Is MuleSoft still a future-proof skill if Salesforce is consolidating it with Informatica?
Yes, for the buyer side. The consolidation is about Salesforce's internal product redundancy, not the underlying market. MuleSoft's 2026 Connectivity Benchmark Report (over 1,000 IT leaders) named disconnected data as the top blocker to AI customer experiences. Boomi, Workato, Tray.io, Celigo, and every major SI are hiring this skill set. Comp data shows pipeline constraint, not surplus.
What is a reasonable first message to send these candidates?
Skip "saw your background." Lead with what they actually shipped. For a Tier 1 forward-deployed candidate, reference a specific Agentforce customer story or Dreamforce talk. For a Tier 2 MuleSoft IC, reference a specific Anypoint connector or DataWeave contribution. The severance package means they have leverage and time, so a generic ping gets ignored. A message that proves you read their work gets a reply.
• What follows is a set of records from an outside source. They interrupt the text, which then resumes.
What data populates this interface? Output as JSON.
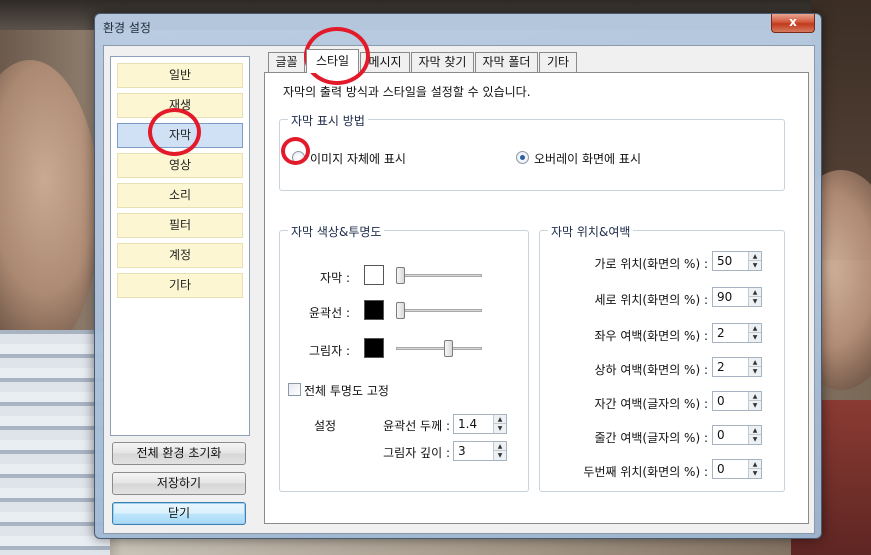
{
  "window": {
    "title": "환경 설정",
    "close_label": "x"
  },
  "sidebar": {
    "items": [
      {
        "label": "일반",
        "active": false
      },
      {
        "label": "재생",
        "active": false
      },
      {
        "label": "자막",
        "active": true
      },
      {
        "label": "영상",
        "active": false
      },
      {
        "label": "소리",
        "active": false
      },
      {
        "label": "필터",
        "active": false
      },
      {
        "label": "계정",
        "active": false
      },
      {
        "label": "기타",
        "active": false
      }
    ],
    "buttons": {
      "reset": "전체 환경 초기화",
      "save": "저장하기",
      "close": "닫기"
    }
  },
  "tabs": [
    {
      "label": "글꼴",
      "active": false
    },
    {
      "label": "스타일",
      "active": true
    },
    {
      "label": "메시지",
      "active": false
    },
    {
      "label": "자막 찾기",
      "active": false
    },
    {
      "label": "자막 폴더",
      "active": false
    },
    {
      "label": "기타",
      "active": false
    }
  ],
  "content": {
    "description": "자막의 출력 방식과 스타일을 설정할 수 있습니다.",
    "display_method": {
      "title": "자막 표시 방법",
      "option_image": "이미지 자체에 표시",
      "option_overlay": "오버레이 화면에 표시",
      "selected": "overlay"
    },
    "color_opacity": {
      "title": "자막 색상&투명도",
      "rows": [
        {
          "label": "자막 :",
          "color": "#ffffff",
          "opacity": 0.0
        },
        {
          "label": "윤곽선 :",
          "color": "#000000",
          "opacity": 0.0
        },
        {
          "label": "그림자 :",
          "color": "#000000",
          "opacity": 0.6
        }
      ],
      "fix_opacity_label": "전체 투명도 고정",
      "fix_opacity_checked": false,
      "settings_label": "설정",
      "outline_thickness_label": "윤곽선 두께 :",
      "outline_thickness_value": "1.4",
      "shadow_depth_label": "그림자 깊이 :",
      "shadow_depth_value": "3"
    },
    "position_margin": {
      "title": "자막 위치&여백",
      "rows": [
        {
          "label": "가로 위치(화면의 %) :",
          "value": "50"
        },
        {
          "label": "세로 위치(화면의 %) :",
          "value": "90"
        },
        {
          "label": "좌우 여백(화면의 %) :",
          "value": "2"
        },
        {
          "label": "상하 여백(화면의 %) :",
          "value": "2"
        },
        {
          "label": "자간 여백(글자의 %) :",
          "value": "0"
        },
        {
          "label": "줄간 여백(글자의 %) :",
          "value": "0"
        },
        {
          "label": "두번째 위치(화면의 %) :",
          "value": "0"
        }
      ]
    }
  },
  "colors": {
    "annotation": "#e31a2a",
    "active_nav": "#d0e0f5",
    "nav_bg": "#fdf6d2"
  }
}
When does this pool effectively close?
Practically, late July. Severance starts burning down at the August 7 payroll cliff, and the wider mid-market recruiting wave typically lags WARN filings by four to six weeks based on prior Salesforce rounds. The candidates with the strongest options (Tier 1 forward-deployed and senior MuleSoft) will be off the market first. Move in the next three weeks or compete on price later.